Data science (2019 - 2020)
Data Science for Everyone
DS-UA 111 Prerequisite: high school algebra or permission of the program. Lecture and laboratory. Offered every semester. 4 points.
Prepares students to participate in the data-driven world that we are all experiencing. Students engage with core principles of data analysis and programming, and gain practical experience with real-world datasets from the humanities, social sciences, and natural sciences. Students are also introduced to ethical, legal, and privacy issues. Aims to transform students from passive consumers of conclusions about data that other people have made to informed, empowered, and critical readers and producers of data-driven insights. Also prepares students for further study in data science. Open to students from any discipline with any level of experience in computer science and/or statistics (including no experience at all). See syllabus. See course website.
Introduction to Data Science
DS-UA 112 Prerequisite: Data Science for Everyone (DS-UA 111), or Introduction to Computer Programming (No Prior Experience) (CSCI-UA 2), or Introduction to Computer Programming (Limited Prior Experience) (CSCI-UA 3), or Introduction to Computer Science (CSCI-UA 101), or permission of the program. Lecture and laboratory. Offered every semester. 4 points.
Offers the fundamental principles and techniques of the field. Students develop a toolkit to examine real-world examples and cases to place data science techniques in context, to develop data-analytic and inferential thinking, and to illustrate that proper application is as much an art as it is a science. In addition, students gain hands-on experience with the Python programming language and its associated data analysis libraries. Examines ethical implications surrounding privacy and data sharing, as well as algorithmic decision making for a given data science solution.
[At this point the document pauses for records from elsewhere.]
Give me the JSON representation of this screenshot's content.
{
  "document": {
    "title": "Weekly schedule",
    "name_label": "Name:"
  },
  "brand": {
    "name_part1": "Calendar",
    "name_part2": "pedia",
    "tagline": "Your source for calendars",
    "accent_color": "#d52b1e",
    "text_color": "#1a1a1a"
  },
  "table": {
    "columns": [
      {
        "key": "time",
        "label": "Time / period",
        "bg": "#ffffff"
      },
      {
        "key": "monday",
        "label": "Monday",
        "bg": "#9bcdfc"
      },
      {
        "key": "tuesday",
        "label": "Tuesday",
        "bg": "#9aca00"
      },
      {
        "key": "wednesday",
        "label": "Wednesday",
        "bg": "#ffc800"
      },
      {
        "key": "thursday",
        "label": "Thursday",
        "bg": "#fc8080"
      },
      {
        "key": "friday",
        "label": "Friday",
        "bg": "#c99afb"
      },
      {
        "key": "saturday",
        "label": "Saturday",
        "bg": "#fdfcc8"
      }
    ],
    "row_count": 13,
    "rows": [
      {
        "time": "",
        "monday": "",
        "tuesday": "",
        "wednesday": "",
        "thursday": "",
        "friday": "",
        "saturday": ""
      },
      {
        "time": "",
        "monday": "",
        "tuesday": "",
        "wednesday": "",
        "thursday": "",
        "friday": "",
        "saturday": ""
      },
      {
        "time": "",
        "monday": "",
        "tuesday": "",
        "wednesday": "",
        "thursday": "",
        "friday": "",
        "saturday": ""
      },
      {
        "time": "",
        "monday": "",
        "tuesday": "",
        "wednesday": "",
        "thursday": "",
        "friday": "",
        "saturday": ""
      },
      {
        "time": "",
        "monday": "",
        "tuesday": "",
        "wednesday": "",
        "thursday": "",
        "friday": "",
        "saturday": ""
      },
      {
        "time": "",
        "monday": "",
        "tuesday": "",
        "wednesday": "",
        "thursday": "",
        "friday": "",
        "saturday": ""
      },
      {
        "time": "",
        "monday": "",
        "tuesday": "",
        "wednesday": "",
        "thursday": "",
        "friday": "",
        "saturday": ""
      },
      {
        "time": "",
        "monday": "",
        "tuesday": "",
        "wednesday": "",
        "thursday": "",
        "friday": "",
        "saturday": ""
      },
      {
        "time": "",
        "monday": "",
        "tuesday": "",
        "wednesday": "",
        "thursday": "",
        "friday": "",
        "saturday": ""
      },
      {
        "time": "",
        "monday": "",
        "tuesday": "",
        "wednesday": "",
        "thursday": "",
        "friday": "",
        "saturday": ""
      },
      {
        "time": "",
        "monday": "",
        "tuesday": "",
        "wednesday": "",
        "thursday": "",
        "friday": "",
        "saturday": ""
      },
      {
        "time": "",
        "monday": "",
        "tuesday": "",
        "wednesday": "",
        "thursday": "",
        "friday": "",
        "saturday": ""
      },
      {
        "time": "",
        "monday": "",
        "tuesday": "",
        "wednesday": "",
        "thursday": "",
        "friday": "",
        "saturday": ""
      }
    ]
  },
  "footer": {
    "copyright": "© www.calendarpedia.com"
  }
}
Suitable for those with prior programming experience who seek a more rigorous overview of the field of data science. See draft syllabus.
DS-UA 201 Prerequisite: Introduction to Data Science (DS-112) and Probability and Statistics (MATH-UA 235), or permission of the program. Lecture and laboratory. Offered every semester. 4 points.
Causal Inference provides students with the tools for understanding causation, i.e., the relationship between cause and effect. We will start with the situation in which you are able to design and implement the data gathering process, called the experiment. We will then define causation, identify preconditions required for A to cause B, show how to design perfect experiments, and discuss how to understand threats to the validity of less-than-perfect experiments. In this course, we will cover experimental design and then turn to those careful approaches, where we will consider such approaches as quasi-experiments, regression discontinuities, differences in differences, and contemporary advanced approaches.
Responsible Data Science
DS-UA 202 Prerequisites: Introduction to Data Science (DS-UA 112) and Probability and Statistics (MATH-UA 235). Lecture and laboratory. Offered every semester. 4 points.
The first wave of data science focused on accuracy and efficiency: on what we can do with data. The second wave is about responsibility: what we should and should not do. Accordingly, this technical course tackles the issues of ethics and responsibility in data science, including legal compliance, data quality, algorithmic fairness and diversity, transparency of data and algorithms, privacy, and data protection. An important feature of this course is its holistic treatment of the data science lifecycle, beginning with data discovery and acquisition, through data cleaning, integration, querying, analysis, and result interpretation.
Machine Learning for Language Understanding
DS-UA 203 Identical to LING-UA 52. Prerequisites: At least one course with a substantial Python programming component (i.e., CSCI-UA 2, CSCI-UA 3, or an advanced CSCI-UA or other programming course); basic experience with calculus (i.e., MATH-UA 121, 122, or 123 or credit for testing out of one or more of these courses), and probability theory (e.g. MATH-UA 233), or permission of the instructor. Offered every spring semester. 4 points.
This course covers widely-used machine learning methods for language understanding—with a special focus on machine learning methods based on artificial neural networks—and culminates in a substantial final project in which students write an original research paper in AI or computational linguistics. If you take this class, you’ll be exposed only to a fraction of the many approaches that researchers have used to teach language to computers. However, you’ll get training and practice with all the research skills that you’ll need to explore the field further on your own. This includes not only the skills to design and build computational models, but also to design experiments to test those models, to write and present your results, and to read and evaluate results from the scientific literature.
Advanced Topics in Data Science
DS-UA 301 Prerequisite: Introduction to Data Science (DS-UA 112) and Probability and Statistics (MATH-UA 235), or permission of the program. Lecture and laboratory. Offered every semester. 4 points.
Advanced Topics in Data Science exposes students to two specialized topics within Data Science: Examples of topics include time series, deep learning, and other advanced machine learning topics. Students will learn the theoretical underpinnings of advanced data science techniques, as well as engage in hands-on activities to build a practical toolkit.